Ces mem­branes nano­po­reuses à traces atta­quées, connues inter­na­tio­na­le­ment sous l’appellation anglaise track-etched mem­branes sont com­mer­cia­le­ment dis­po­nibles pour des appli­ca­tions en filtration.

Elles peuvent être détour­nées de leur appli­ca­tion ini­tiale pour ser­vir de patron ou masque pour faire croître dans les pores des nano­fils métal­liques par électrodéposition.

“ Étudier le vieillissement et la fatigue d’objets sous contrainte ”

Cette tech­nique, dite de tem­plate syn­the­sis, per­met l’étude des pro­prié­tés de trans­port dans des nano­struc­tures. Ces nano­fils (diamètre/longueur : 11 000) trouvent leur appli­ca­tion en élec­tro­nique. Ils peuvent éga­le­ment ser­vir de mémoires magné­tiques logiques pour le sto­ckage de l’information.

Ces appli­ca­tions concrètes en nano­élec­tro­nique impliquent des études fon­da­men­tales afin d’améliorer les pro­blèmes ren­con­trés sur ces petits objets comme leur vieillis­se­ment et leur fatigue sous contrainte.

Les capteurs de métaux toxiques

Démons­tra­teur cap­teur de métaux toxiques.

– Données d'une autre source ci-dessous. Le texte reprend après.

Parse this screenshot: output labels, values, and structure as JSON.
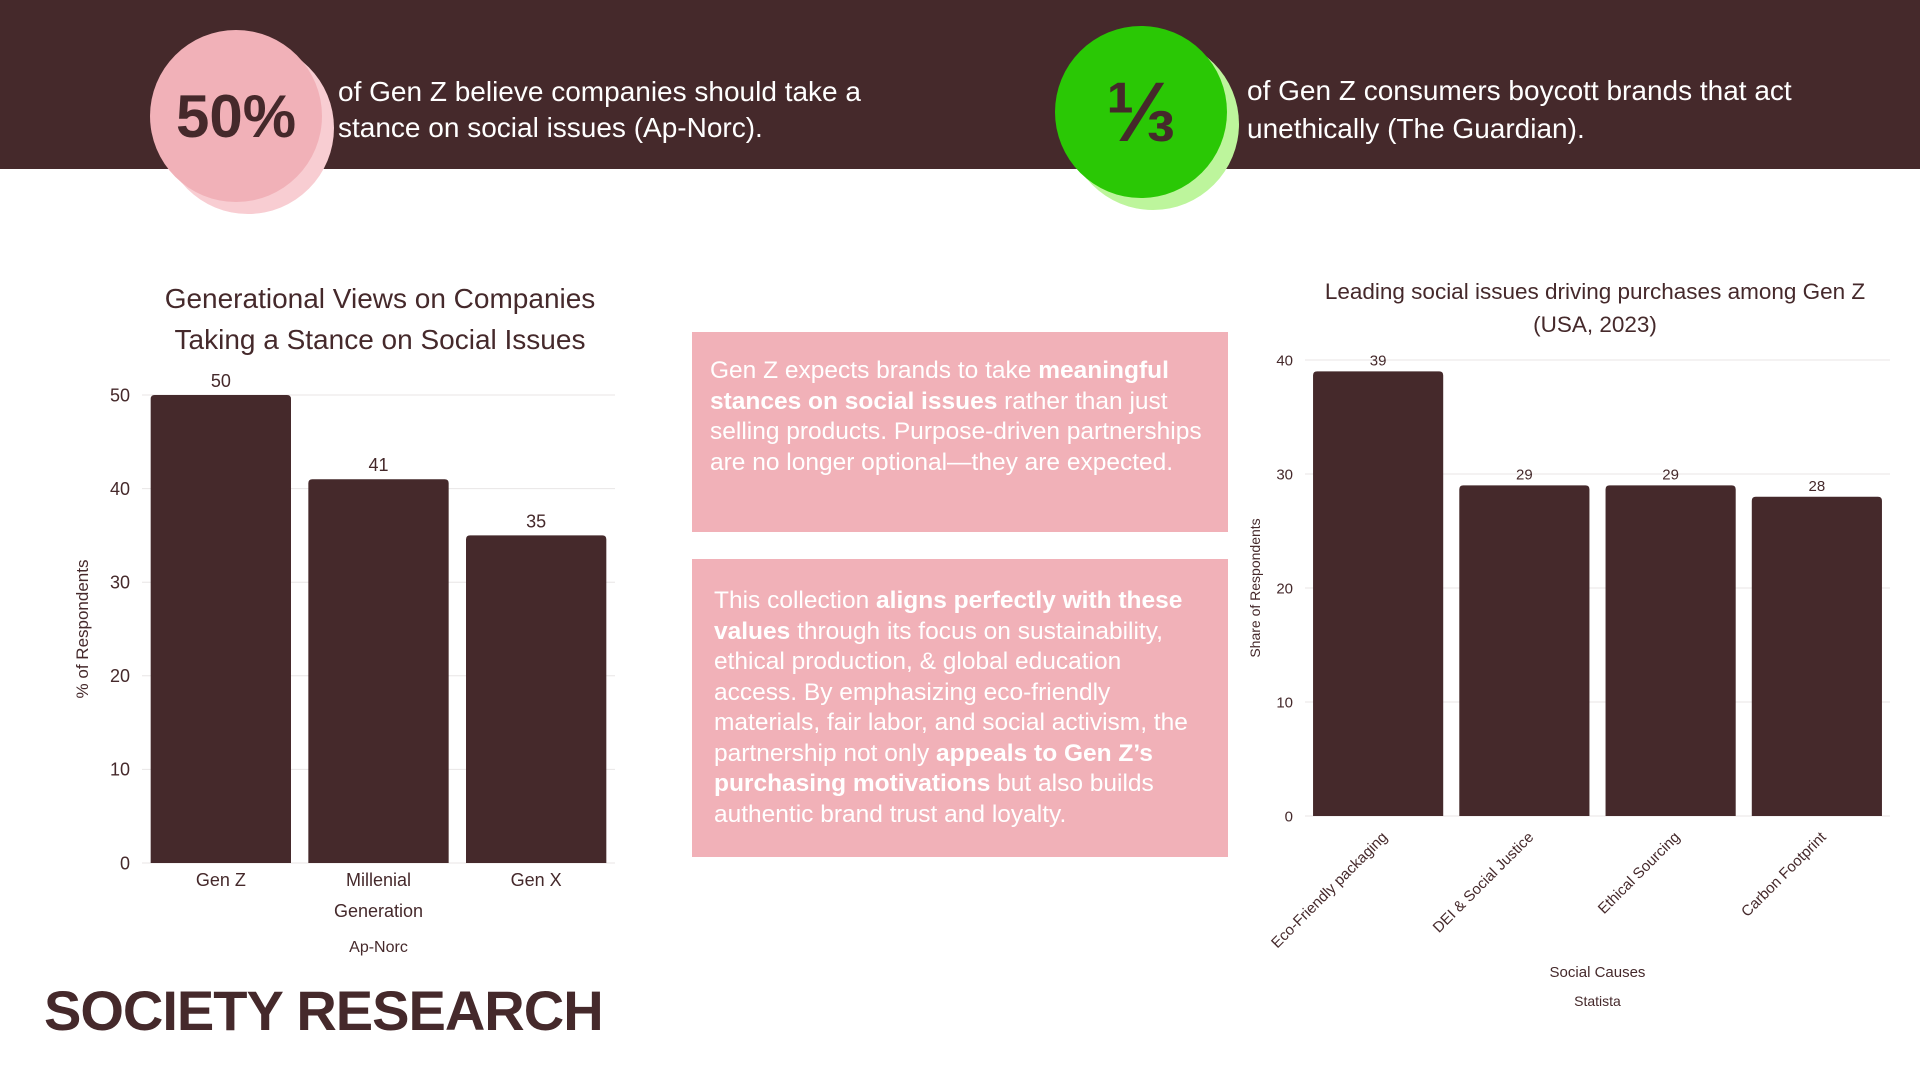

Le radio­gref­fage peut être ini­tié non seule­ment dans les traces latentes, mais éga­le­ment dans les traces atta­quées. La poly­mé­ri­sa­tion radi­ca­laire est en effet pos­sible dans les petits dia­mètres de pores (< 100 nm) à par­tir des radi­caux rési­duels pré­sents sur les parois.

Cette démons­tra­tion a été faite sur un poly­mère semi-cris­tal­lin. Des études ont éten­du cette pro­prié­té à d’autres poly­mères. Des déve­lop­pe­ments récents ont abou­ti à la réa­li­sa­tion de petits cap­teurs de métaux toxiques pour éva­luer la qua­li­té de l’eau.

Textile et médical

Ne sont ici décrites que les appli­ca­tions sur des films de poly­mères, mais l’irradiation peut bien enten­du s’appliquer à toutes sortes de forme.

Cer­tains objets comme des nano­par­ti­cules radio­gref­fées ont ser­vi de nano­ma­té­riaux bio­com­pa­tibles pour des appli­ca­tions en méde­cine (vec­to­ri­sa­tion d’agents de contraste pour l’imagerie médicale).

D’autres, sous forme de fibres, ont éga­le­ment un poten­tiel dans l’industrie tex­tile et médicale.

LE NANOPORE UNIQUE

Un pore unique dans un solide suscite un grand intérêt pour les études de translocation relatives au séquençage de l’ADN ou du repliement des protéines (industrie pharmaceutique).
En abaissant le flux des ions lors de l’irradiation et en coupant le faisceau au bon moment, des membranes polymères à trace unique sont obtenues.
Des études de transport sont ainsi possibles. Les effets de confinement permettent de stimuler ou freiner les ions qui traversent ce canal suivant leur nature.
Cette étude sur la conductivité dans un nanocanal intéresse les batteries lithium-ion.